40 Wochen… wow. So lange wie eine Schwangerschaft normalerweise dauert. In einem Buch (Ich glaube, es heißt „We are the luckiest“, aber ich gebe hier nur ene Anmerkung aus der FB-Gruppe weiter; das Buch habe ich nicht gelesen) beschreibt die Autorin, dass sie ihre Nüchternheit behütet und beschützt wie ihr Baby. Wie etwas sehr Kostbares also.
Am Wochenende war mein eigenes Kind zu Besuch. Wir sehen uns nur selten, durch Corona noch länger nicht – fast sieben Monate. Sie hatte sich Bier mitgebracht, weil sie sich gedacht hatte, dass ich nichts im Haus haben würde. Weil sie weiß, dass ich seit langem keinen Alkohol trinke. Dann kam tatsächlich die Nachfrage nach dem „Wie lange jezt schon nicht mehr?“ und „Warum eigentlich?“ Das war der Moment, in dem ich mit dem einen (einzig wahren) Satz – „Ich habe ein Alkoholproblem.“ – die Wahrheit auf den Punkt bringen hätte bringen können. Laut aussprechen.  – Aber ich habe mich nicht getraut, weil ich mich – immer noch – so furchtbar dafür schäme. Es ist etwas anderes, sich Wildfremden zu öffnen, anonym hier zu schreiben oder unter dem Klarnamen bei Instagram als eine unter vielen darüber zu berichten. Die Wahrscheinlichkeit, dass ein Bekannter das dort liest, ist a) gering und b) dann soll es so sein.
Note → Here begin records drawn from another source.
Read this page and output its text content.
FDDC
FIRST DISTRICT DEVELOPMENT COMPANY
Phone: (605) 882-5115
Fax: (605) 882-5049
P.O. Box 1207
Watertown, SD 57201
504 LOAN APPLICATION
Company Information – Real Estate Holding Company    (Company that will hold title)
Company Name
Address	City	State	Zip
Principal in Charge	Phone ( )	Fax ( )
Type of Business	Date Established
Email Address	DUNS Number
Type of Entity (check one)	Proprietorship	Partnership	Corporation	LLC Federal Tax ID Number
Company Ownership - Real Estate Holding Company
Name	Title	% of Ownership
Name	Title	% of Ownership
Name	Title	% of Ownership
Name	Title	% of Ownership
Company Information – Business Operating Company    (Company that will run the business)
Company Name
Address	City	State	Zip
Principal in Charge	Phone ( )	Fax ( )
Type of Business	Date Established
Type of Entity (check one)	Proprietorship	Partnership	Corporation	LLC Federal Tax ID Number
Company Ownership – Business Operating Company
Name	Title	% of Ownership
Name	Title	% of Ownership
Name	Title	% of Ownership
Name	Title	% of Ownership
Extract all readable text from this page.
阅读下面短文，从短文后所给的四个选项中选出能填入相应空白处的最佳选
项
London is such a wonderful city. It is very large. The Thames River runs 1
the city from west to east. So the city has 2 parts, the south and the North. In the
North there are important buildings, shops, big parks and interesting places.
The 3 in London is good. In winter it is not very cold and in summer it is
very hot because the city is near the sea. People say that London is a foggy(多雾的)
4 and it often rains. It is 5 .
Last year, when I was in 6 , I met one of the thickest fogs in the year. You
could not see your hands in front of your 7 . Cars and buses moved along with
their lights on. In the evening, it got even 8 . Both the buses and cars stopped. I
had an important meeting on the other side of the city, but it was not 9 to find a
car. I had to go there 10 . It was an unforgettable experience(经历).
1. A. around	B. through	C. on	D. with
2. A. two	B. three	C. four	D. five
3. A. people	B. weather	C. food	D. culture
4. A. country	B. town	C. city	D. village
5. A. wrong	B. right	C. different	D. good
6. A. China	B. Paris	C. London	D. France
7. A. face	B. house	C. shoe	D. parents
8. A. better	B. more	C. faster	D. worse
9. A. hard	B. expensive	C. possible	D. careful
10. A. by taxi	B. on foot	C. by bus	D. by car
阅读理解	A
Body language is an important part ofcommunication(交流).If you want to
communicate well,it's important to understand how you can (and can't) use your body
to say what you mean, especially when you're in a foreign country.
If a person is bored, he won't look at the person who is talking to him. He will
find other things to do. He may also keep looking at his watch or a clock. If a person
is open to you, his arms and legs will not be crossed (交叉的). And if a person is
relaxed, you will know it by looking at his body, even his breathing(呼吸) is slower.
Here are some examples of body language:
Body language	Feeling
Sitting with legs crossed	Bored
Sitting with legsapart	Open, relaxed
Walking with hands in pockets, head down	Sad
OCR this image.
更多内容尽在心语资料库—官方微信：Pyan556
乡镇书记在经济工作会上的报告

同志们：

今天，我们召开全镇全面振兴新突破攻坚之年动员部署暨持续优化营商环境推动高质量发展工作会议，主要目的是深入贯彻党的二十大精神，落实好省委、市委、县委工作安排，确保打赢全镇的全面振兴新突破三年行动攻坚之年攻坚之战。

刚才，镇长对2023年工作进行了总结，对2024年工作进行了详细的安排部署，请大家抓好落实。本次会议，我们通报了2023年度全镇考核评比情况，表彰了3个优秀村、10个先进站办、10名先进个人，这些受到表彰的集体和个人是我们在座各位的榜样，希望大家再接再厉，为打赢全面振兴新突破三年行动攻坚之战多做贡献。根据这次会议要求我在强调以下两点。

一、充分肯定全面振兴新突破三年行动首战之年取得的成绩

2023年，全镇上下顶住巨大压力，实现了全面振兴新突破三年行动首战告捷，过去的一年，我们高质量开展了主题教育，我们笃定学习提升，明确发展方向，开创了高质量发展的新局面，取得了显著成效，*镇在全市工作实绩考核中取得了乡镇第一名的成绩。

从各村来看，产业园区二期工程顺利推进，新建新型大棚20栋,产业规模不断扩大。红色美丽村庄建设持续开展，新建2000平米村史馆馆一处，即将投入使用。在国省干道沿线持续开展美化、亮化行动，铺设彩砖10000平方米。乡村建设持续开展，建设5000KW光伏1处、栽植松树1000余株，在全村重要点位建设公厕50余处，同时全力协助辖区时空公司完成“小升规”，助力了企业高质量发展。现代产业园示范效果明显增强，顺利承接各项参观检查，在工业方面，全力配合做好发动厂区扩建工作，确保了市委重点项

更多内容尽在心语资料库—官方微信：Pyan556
Aber ich merke, dass ich mich gern den mir nahen Menschen öffnen möchten. Raus mit der Wahrheit und weg mit der Scham. Sich selbst gegenüber gnadenlos ehrlich zu sein ist auch ein Teil des Prozesses und der Heilung.
Es war wohl aber noch nicht der richtige Moment, das meiner Tochter gegenüber so zu sagen. Zumal ich denke, sie ahnt es längst. Hat sie mich doch so oft betrunken erlebt. Aber ich habe nur ein „Glaub mir, das ist besser so“ genuschelt und geschäftig im Kühlschrank gekramt.
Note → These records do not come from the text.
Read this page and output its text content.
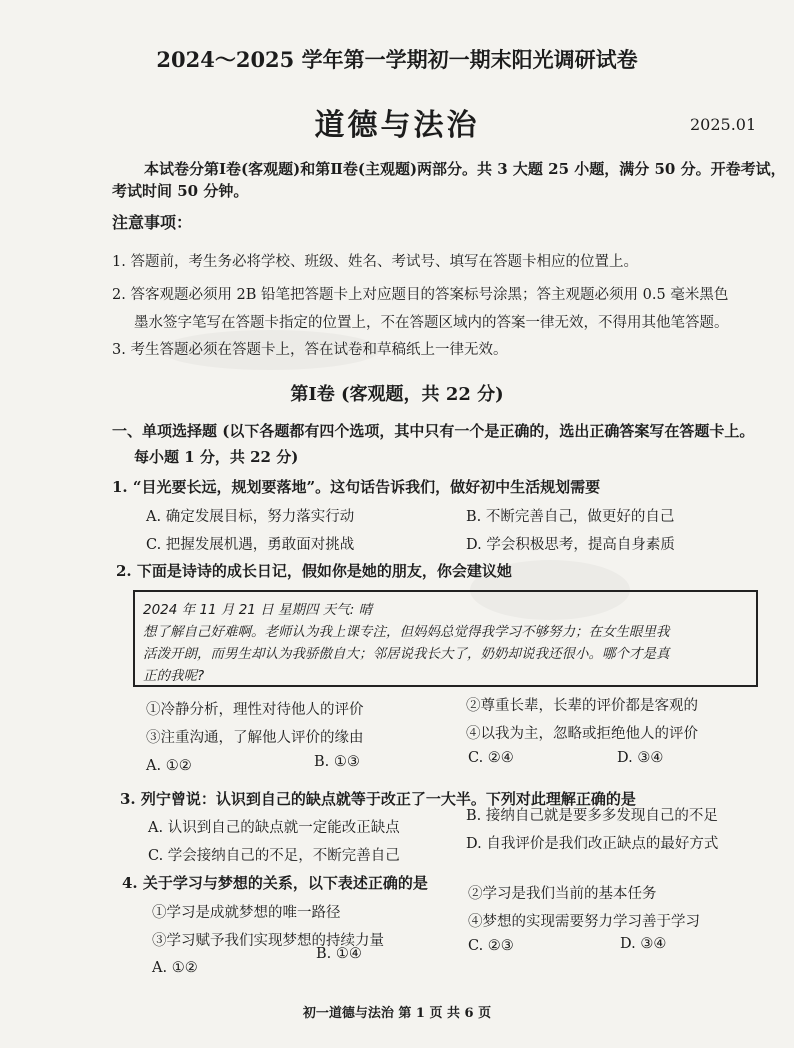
2024～2025 学年第一学期初一期末阳光调研试卷
道德与法治	2025.01
本试卷分第Ⅰ卷(客观题)和第Ⅱ卷(主观题)两部分。共 3 大题 25 小题，满分 50 分。开卷考试，
考试时间 50 分钟。
注意事项：
1. 答题前，考生务必将学校、班级、姓名、考试号、填写在答题卡相应的位置上。
2. 答客观题必须用 2B 铅笔把答题卡上对应题目的答案标号涂黑；答主观题必须用 0.5 毫米黑色
墨水签字笔写在答题卡指定的位置上，不在答题区域内的答案一律无效，不得用其他笔答题。
3. 考生答题必须在答题卡上，答在试卷和草稿纸上一律无效。
第Ⅰ卷 (客观题，共 22 分)
一、单项选择题 (以下各题都有四个选项，其中只有一个是正确的，选出正确答案写在答题卡上。
每小题 1 分，共 22 分)
1. “目光要长远，规划要落地”。这句话告诉我们，做好初中生活规划需要
A. 确定发展目标，努力落实行动	B. 不断完善自己，做更好的自己
C. 把握发展机遇，勇敢面对挑战	D. 学会积极思考，提高自身素质
2. 下面是诗诗的成长日记，假如你是她的朋友，你会建议她
2024 年 11 月 21 日 星期四 天气: 晴
想了解自己好难啊。老师认为我上课专注，但妈妈总觉得我学习不够努力；在女生眼里我
活泼开朗，而男生却认为我骄傲自大；邻居说我长大了，奶奶却说我还很小。哪个才是真
正的我呢?
①冷静分析，理性对待他人的评价	②尊重长辈，长辈的评价都是客观的
③注重沟通，了解他人评价的缘由	④以我为主，忽略或拒绝他人的评价
A. ①②	B. ①③	C. ②④	D. ③④
3. 列宁曾说：认识到自己的缺点就等于改正了一大半。下列对此理解正确的是
A. 认识到自己的缺点就一定能改正缺点
B. 接纳自己就是要多多发现自己的不足
C. 学会接纳自己的不足，不断完善自己
D. 自我评价是我们改正缺点的最好方式
4. 关于学习与梦想的关系，以下表述正确的是
①学习是成就梦想的唯一路径
②学习是我们当前的基本任务
③学习赋予我们实现梦想的持续力量
④梦想的实现需要努力学习善于学习
A. ①②
B. ①④	C. ②③	D. ③④
初一道德与法治 第 1 页 共 6 页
Scham war mehrmals unser Thema am Wochenende. Sie ist auch nicht frei davon, denn unsere Familie ist eine Suchtfamilie und weiß um Nikotin-, Alkohol- und Drogensucht und Essstörungen aus eigenen Erfahrungen bestens Bescheid.
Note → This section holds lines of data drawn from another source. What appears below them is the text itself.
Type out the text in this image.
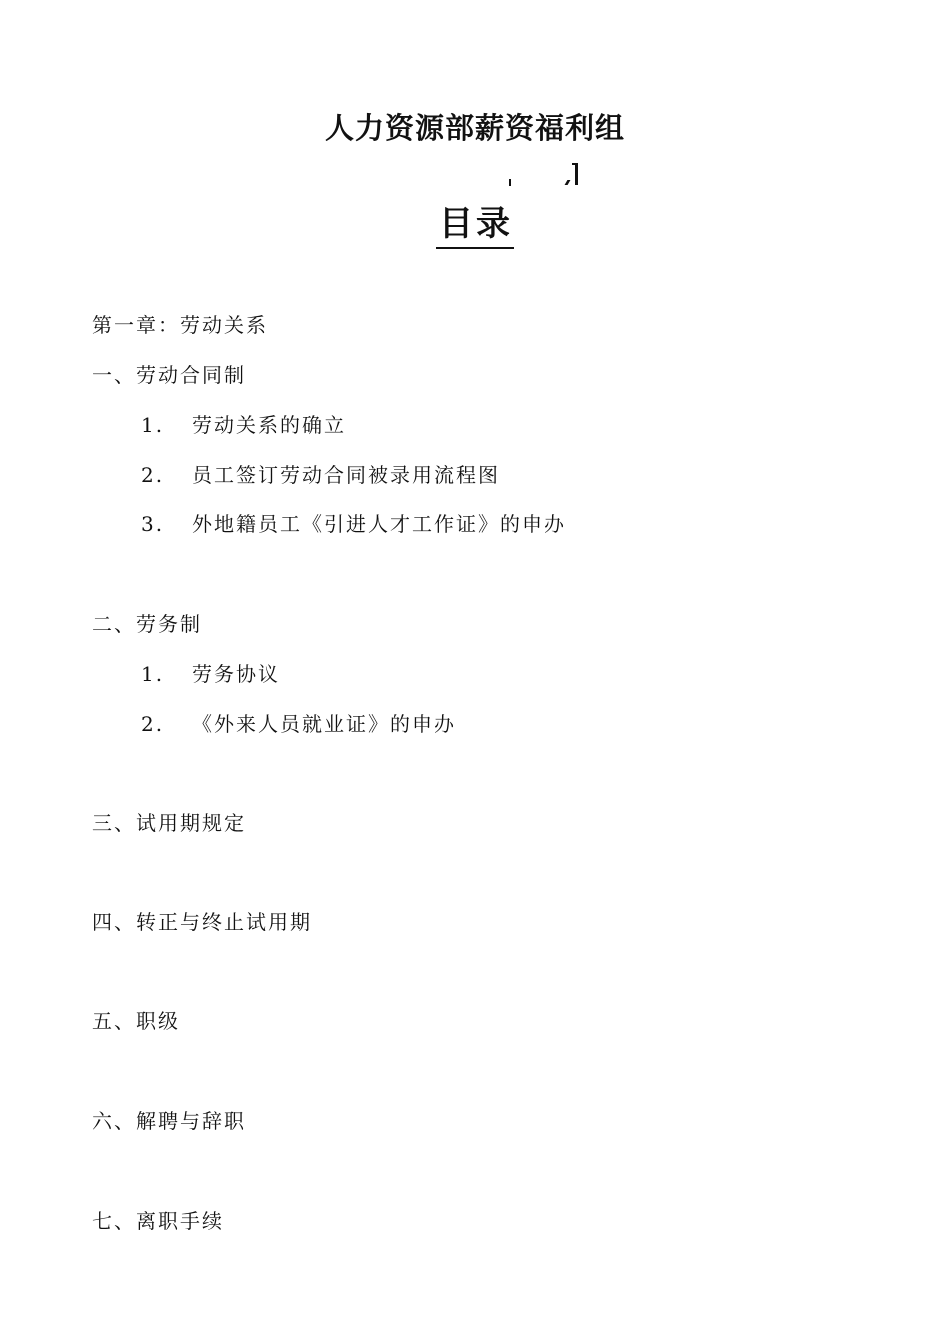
人力资源部薪资福利组
目录
第一章：劳动关系
一、劳动合同制
1. 劳动关系的确立
2. 员工签订劳动合同被录用流程图
3. 外地籍员工《引进人才工作证》的申办
二、劳务制
1. 劳务协议
2. 《外来人员就业证》的申办
三、试用期规定
四、转正与终止试用期
五、职级
六、解聘与辞职
七、离职手续
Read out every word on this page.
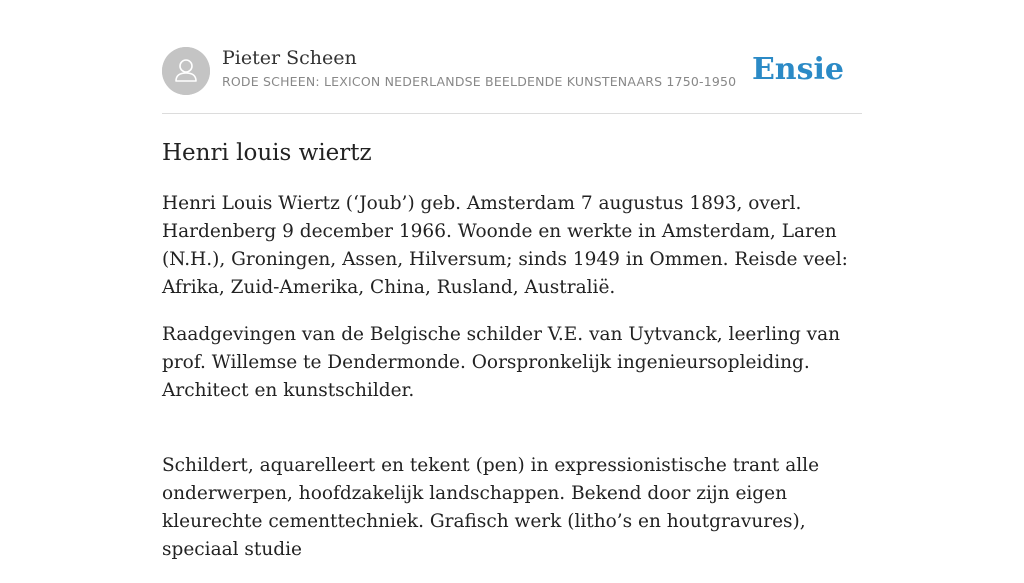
Pieter Scheen
RODE SCHEEN: LEXICON NEDERLANDSE BEELDENDE KUNSTENAARS 1750-1950 Ensie
Henri louis wiertz

Henri Louis Wiertz (‘Joub’) geb. Amsterdam 7 augustus 1893, overl. Hardenberg 9 december 1966. Woonde en werkte in Amsterdam, Laren (N.H.), Groningen, Assen, Hilversum; sinds 1949 in Ommen. Reisde veel: Afrika, Zuid-Amerika, China, Rusland, Australië.

Raadgevingen van de Belgische schilder V.E. van Uytvanck, leerling van prof. Willemse te Dendermonde. Oorspronkelijk ingenieursopleiding. Architect en kunstschilder.

Schildert, aquarelleert en tekent (pen) in expressionistische trant alle onderwerpen, hoofdzakelijk landschappen. Bekend door zijn eigen kleurechte cementtechniek. Grafisch werk (litho’s en houtgravures), speciaal studie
Warum will ich mich outen? Warum mache ich bei einer öffentlichen Aktion wie der von Nathalie mit? Ein wichtiger Grund ist, dass genau diese Stigmatisierung des Themas Alkoholsucht, die mich gerade noch schambehaftet zurück lässt, aufhören soll. Niemand, der süchtig nach irgendetwas ist, begibt sich freiwillig in diese Spirale der Verzweiflung und Selbstzerstörung. Aber die Gesellschaft spiegelt das so: Süchtige seien nur undiszipliniert und willensschwach. Alkis, Junkies, Spielsüchtige, Fett- und Magersüchtige, Bulimiker*innen – schon die meisten Titulierungen sind Vorurteil genug. Selbst Menschen mit Depressionen werden abgewertet. Raucher*innen haben da echt Glück – das zählt eher als Laster… Und je länger sich Betroffene verstecken und klein machen, vor allem die, die versuchen, diesen Süchten zu entkommen und dafür so viel Kraft und Stärke aufwenden, so lange bleibt es ein Stigma. Aber je mehr Menschen, die eben nicht dem gängigen Klischee entsprechen, sondern sind wie „du und ich“, sich bekennen, gleichfalls in irgendeiner Form abhängig (gewesen) zu sein, um so stärker wird deren Lobby. Ich denke oft an die Frauen, die sich 1971 im „Stern“ öffentlich zu einer Abtreibung bekannt haben. Das war so mutig. Das Ganze hat heftige Debatten ausgelöst, unglaublich polarisiert, aber so das Thema öffentlich gemacht.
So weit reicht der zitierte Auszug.